Perfectly pressed blazer. Controlled stride. Expression carved from stone.

If anyone expected cracks after the headlines, after the scandal, after the whispers — they were disappointed.

Ling ruled as she always had.

She crossed the courtyard without looking at anyone, yet everyone felt seen. Professors nodded too quickly. Administrators smiled nervously. Students moved out of her path like instinct.

In the auditorium, her presence alone reset order.

A boy laughed too loudly — Ling's gaze flicked once.

Silence followed.

Power didn't need noise.

Rhea didn't come.

One day passed.

Ling noticed by the second lecture.

She told herself she didn't care.

Two days passed.

Ling stopped looking at the entrance.

Three days.

A faint irritation crept in — not concern, not worry. That's what she told herself.

"She's avoiding," Ling muttered one evening, tossing her keys on the desk in her private university room. "Coward."

But her eyes lingered on the empty chair longer than necessary.

By the fourth day, Ling had already acted.

She hadn't gone to Rhea.

She hadn't called.

She hadn't broken her own rules.

She had gone to Zifa.

Not publicly. Not directly.

A single message.

Ling:I need information. Not opinions.

You will not tell her.

Zifa stared at her phone for a long time before replying.

Zifa:About her condition?

Ling's jaw tightened.

Ling:Everything.

There was a pause.

Then:

Zifa:I won't tell Rhea.

That was all Ling needed.

Information came in fragments.

Short. Clinical. Controlled.

"She's still weak."

"Blood loss was more than expected."

"She's not attending classes."

"She avoids questions about you."

Ling read each message once.

Never replied.

Never asked follow-ups that sounded emotional.
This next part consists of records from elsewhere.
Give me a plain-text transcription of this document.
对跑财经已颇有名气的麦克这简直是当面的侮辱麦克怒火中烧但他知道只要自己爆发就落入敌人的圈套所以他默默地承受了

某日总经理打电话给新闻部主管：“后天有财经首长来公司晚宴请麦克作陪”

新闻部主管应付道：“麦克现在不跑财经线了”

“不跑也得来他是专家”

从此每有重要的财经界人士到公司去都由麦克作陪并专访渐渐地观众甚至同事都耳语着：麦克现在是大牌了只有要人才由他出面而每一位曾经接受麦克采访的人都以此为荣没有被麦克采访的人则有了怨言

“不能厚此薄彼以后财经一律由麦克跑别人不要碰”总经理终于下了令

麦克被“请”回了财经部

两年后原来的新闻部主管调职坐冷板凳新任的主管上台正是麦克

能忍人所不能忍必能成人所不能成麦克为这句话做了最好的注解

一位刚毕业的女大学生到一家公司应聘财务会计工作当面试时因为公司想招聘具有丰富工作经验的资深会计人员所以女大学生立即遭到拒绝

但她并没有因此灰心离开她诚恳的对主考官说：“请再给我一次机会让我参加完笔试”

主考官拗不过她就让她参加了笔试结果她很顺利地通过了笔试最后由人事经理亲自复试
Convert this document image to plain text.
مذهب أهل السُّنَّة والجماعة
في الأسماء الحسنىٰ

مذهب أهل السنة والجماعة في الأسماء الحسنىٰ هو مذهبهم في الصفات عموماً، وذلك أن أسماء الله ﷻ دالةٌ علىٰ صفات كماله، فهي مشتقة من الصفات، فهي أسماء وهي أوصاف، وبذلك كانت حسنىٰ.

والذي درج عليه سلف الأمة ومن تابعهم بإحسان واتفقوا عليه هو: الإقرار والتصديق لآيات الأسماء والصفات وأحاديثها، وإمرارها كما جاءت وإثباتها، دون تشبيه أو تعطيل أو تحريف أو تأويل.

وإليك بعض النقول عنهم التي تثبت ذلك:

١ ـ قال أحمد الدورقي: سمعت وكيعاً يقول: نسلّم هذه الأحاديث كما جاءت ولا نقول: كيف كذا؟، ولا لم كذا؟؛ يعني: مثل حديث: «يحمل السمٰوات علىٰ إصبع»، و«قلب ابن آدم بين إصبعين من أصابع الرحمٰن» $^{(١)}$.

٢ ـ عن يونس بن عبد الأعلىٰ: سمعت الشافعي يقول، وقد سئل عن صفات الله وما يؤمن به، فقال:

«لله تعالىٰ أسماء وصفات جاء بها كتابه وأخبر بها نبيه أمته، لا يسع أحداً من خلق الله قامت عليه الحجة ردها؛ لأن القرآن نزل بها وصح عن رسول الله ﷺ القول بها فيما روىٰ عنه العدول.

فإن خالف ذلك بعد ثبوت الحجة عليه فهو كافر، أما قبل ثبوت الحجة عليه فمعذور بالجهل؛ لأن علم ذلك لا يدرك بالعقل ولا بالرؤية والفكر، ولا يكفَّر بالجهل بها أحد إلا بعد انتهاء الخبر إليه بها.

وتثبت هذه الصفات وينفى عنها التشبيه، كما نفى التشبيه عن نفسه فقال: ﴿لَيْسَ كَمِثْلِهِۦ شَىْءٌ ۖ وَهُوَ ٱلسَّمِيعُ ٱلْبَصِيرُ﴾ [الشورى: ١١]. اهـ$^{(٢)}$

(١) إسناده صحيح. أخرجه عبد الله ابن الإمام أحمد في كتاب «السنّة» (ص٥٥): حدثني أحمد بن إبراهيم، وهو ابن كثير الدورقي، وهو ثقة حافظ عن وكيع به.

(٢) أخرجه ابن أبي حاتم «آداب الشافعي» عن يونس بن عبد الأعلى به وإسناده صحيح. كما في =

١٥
Only once did she type something and delete it.

Is she—

Gone.

Ling leaned back in her chair, eyes closing briefly.

"So you chose disappearance," she whispered. "Good."

But her fingers curled slowly into her palm.

A week passed.

Rhea still didn't come.

Whispers started again.

"Isn't she Ling Kwong's—"

"Didn't something happen—"

"I heard she collapsed—"

Ling shut it down publicly with ruthless efficiency.

One warning.

One punishment.

One expulsion threat.

The campus fell silent.

"No one speaks her name," Ling announced coldly in a closed meeting.

"If I hear it again, I'll make examples."